[PAST EVENT] Darwin, Wallace and biogeographic classification

February 24, 2012
3:30pm
Location
VIMS - Watermen's Hall, McHugh Auditorium
1375 Greate Road
Gloucester Point, VA 23062Map this location
Dr. Lynne Parenti
Curator of Fishes and Research Scientist, Smithsonian Institution
National Museum of Natural History

"Darwin, Wallace and biogeographic classification"

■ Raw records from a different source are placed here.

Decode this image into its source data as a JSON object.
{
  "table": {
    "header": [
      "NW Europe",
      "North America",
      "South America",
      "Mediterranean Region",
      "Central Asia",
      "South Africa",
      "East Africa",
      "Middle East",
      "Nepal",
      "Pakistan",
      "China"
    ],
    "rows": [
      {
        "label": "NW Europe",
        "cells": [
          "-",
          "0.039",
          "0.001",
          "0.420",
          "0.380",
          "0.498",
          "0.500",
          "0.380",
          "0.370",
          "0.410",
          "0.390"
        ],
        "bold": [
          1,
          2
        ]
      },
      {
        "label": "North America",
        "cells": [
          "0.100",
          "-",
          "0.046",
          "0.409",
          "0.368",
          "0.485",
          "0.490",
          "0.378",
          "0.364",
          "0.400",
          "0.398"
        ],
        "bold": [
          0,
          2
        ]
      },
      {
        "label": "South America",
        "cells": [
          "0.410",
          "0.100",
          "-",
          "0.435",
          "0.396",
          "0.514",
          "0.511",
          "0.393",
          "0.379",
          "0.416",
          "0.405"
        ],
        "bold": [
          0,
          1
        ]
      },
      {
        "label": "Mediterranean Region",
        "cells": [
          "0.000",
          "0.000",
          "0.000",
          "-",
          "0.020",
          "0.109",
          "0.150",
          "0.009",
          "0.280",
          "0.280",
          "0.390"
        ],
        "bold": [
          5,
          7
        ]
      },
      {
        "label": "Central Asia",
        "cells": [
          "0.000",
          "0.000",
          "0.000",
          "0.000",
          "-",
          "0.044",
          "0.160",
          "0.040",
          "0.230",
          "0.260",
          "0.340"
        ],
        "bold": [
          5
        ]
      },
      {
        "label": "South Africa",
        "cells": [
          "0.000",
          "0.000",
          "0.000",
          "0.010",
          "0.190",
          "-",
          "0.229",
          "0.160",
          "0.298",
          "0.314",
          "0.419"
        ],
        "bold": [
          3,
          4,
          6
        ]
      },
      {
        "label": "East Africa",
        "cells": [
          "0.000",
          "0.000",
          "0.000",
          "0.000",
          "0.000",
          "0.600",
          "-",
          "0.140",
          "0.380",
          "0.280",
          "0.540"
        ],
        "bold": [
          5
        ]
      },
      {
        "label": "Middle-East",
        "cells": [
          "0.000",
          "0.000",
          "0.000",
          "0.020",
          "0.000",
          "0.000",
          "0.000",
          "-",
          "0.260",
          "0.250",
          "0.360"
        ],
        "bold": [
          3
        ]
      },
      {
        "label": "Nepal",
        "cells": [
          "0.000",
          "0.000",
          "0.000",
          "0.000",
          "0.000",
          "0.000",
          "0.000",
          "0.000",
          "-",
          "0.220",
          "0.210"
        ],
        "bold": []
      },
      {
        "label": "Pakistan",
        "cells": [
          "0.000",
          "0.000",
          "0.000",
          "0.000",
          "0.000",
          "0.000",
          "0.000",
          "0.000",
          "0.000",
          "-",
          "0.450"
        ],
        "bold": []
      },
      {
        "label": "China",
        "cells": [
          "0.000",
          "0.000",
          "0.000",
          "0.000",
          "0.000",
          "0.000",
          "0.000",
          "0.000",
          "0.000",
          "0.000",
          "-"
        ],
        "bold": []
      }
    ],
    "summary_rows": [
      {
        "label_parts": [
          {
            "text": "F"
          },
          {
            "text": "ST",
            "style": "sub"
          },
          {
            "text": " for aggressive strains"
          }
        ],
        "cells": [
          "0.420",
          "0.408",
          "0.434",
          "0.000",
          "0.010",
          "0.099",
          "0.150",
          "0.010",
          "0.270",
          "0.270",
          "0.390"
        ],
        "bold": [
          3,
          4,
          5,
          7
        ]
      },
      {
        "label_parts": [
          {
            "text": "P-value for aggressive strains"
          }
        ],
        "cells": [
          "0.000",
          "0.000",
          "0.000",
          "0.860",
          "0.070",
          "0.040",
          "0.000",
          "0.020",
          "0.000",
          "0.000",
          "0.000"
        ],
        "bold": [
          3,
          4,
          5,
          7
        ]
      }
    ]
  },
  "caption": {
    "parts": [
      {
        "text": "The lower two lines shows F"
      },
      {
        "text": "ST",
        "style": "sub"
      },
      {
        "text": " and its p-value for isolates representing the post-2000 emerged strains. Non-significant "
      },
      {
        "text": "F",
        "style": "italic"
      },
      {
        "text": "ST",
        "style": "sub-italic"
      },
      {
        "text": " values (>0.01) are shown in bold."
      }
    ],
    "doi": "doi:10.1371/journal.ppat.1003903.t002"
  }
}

Reception at 3:00 p.m. in the Watermen's Lobby
Seminar from 3:30 p.m. to 4:30 p.m. in McHugh Auditorium


Background:
Dr. Parenti received her B.S. in 1975 from SUNY Stony Brook, her Ph.D. in 1980 from the American Museum of Natural History and the City University of New York, and joined the National Museum of Natural History in 1990. Her co-authored book, Comparative Biogeography: Discovering and Classifying Biogeographical Patterns of a Dynamic Earth (2009), was a recipient of the Smithsonian Institution Secretary's Research Prize (2010) for an outstanding research publication. Dr. Parenti is past-President of the American Society of Ichthyologists and Herpetologists, Fellow of the American Association for the Advancement of Science, Honorary Fellow of the California Academy of Sciences, Honorary Member of the Indonesian Ichthyological Society and adjunct faculty member at the George Washington University.

Abstract:
Mapping discrete global biogeographic regions was key to the development of a theory of biological evolution by Charles Darwin and Alfred Russel Wallace. In his notebooks, Darwin used biological distributions to explore geological theories. He later shifted his focus to process: explanations of the evolutionary significance of distribution patterns rather than of the patterns themselves. Dispersal from a center of origin was assumed a priori as the process of organic distribution. And, Darwin argued forcefully for the permanence of continents. Likewise, Wallace considered continental rearrangement as an evolutionary driver but abandoned that idea in favor of permanence. Wallace proposed a global, continent-based, terrestrial biogeographic classification that contradicted many known biological distribution patterns; it was convenient, but unnatural. Study of the history of species and the history of Earth became disjointed, contrary to the idea that earth and life evolved together. Identification and classification of biogeographically meaningful areas can form a framework for interpreting and understanding organic evolution. Classification of biotic areas is the goal of a comparative biogeography just as classification of taxa is the goal of systematics. It can link biology and geology at all scales. Our job--to recognize and classify natural biogeographic regions--is at a critical stage: accidental dispersal of organisms through global trade routes has ushered in what has been called ironically the "Homogocene"--an era notable for the obliteration of natural biogeographic patterns.